Nahverkehr as a Service
Im Rahmen der jüngst ausgerufenen „Nationalen Plattform Elektromobilität“ (NPE) verfolgt die Bundesregierung mit Unterstützung der Automobilindustrie das Ziel, bis 2020 eine Million Elektroautos auf Deutschlands Straßen zu bringen. Denn das Programm ist auf die Fortschreibung ressourcen- und energieaufwändiger Individualmobilität fixiert, ohne je die Frage zu stellen, ob diese überhaupt noch zeitgemäß ist. Man setzt Elektromobilität mit „grüner“ Fortbewegung gleich und ignoriert, dass Elektroautos höchstens so „grün“ sein können wie der Strom, die sie tanken. Gerne kehrt man auch die Frage der „grauen” (für Produktion, Logistik und Entsorgung aufzubringenden) Energie unter den Tisch – denn hier schneiden PKW generell schlecht ab. Deshalb sollte man den Blick künftig verstärkt auf Fortbewegungsmittel auch jenseits des privaten Autos richten, so auch auf die Bahn und den ÖPNV.
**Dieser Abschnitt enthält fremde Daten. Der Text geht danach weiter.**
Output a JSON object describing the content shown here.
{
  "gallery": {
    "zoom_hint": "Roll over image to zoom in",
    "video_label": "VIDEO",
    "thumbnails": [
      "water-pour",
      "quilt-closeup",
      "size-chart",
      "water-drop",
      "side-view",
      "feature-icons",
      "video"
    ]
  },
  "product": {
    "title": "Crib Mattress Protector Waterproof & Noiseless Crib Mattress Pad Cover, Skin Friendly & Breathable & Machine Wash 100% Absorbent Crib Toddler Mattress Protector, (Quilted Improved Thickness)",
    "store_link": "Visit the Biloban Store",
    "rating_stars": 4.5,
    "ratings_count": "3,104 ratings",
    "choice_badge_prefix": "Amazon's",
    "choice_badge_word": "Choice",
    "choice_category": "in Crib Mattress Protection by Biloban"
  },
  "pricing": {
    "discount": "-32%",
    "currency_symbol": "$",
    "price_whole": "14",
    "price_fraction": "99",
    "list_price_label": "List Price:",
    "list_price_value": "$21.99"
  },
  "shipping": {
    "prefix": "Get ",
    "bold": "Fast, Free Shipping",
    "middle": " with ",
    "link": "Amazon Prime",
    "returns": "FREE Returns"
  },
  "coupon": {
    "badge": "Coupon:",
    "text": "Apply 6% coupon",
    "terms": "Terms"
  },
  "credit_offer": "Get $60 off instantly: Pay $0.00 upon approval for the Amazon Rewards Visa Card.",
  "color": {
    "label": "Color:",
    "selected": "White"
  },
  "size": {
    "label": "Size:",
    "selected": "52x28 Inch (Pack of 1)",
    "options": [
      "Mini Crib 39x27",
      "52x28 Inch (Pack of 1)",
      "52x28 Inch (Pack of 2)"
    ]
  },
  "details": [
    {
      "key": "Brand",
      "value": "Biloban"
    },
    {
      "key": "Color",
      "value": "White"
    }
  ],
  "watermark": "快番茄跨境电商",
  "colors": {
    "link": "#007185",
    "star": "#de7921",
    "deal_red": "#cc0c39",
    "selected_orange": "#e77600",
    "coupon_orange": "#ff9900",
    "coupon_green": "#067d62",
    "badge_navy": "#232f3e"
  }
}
Um von Autofahrern als echte Alternative zum PKW wahr- und ernstgenommen zu werden, müsste der Nahverkehr aber weit mehr bieten als ein dichtes Streckennetz, eine hohe Taktrate der Verkehrsmittel und die Absicherung der Bahnhöfe vor randalierenden Schlägern. Um mit dem PKW konkurrieren zu können, muss der Nahverkehr nicht nur praktischer und preiswerter als das eigene Auto sein, sondern zudem ein schickes Lifestyle-Image transportieren – angesichts des Status quo im Nahverkehr ein sehr hehres Ziel.
Vor diesem Hintergrund sind drei Faktoren gefordert, die möglichst gut ineinandergreifen müssen: eine klare Kundenorientierung, umfassend an ITSM Best Practices wie ITILv3 ausgerichtete Service-Prozesse sowie eine GPS-gestützte Echtzeitanalyse der Verkehrsströme. Werfen wir also einen Blick in unsere Nahverkehrs-Glaskugel, um einen Eindruck zu erhalten, wie ein ITSM-gestützter Nahverkehr zukünftig aussehen könnte.
Fahrt durch die Glaskugel
Wir schreiben das Jahr 2016: Nahverkehrskunde Peter Pendelmann zückt am Arbeitsplatz sein Smartphone, um die App seines ÖPNV-Anbieters aufzurufen. Dank GPS weiß sein Smartphone, wo er sich gerade aufhält. So gibt er nur die gewünschte Abreisezeit ein, nennt als Ziel „zu Hause“ (der Ort ist in seinem persönlichen Einstellungen hinterlegt) und wählt als Service-Klasse statt der preiswerten Klasse 2 angesichts des regnerischen Wetters die teurere, aber bequemere Service-Klasse 1: Hier muss er nur möglichst selten umsteigen, und der maximale Fußweg beträgt 50 statt der sonst üblichen 200 Meter.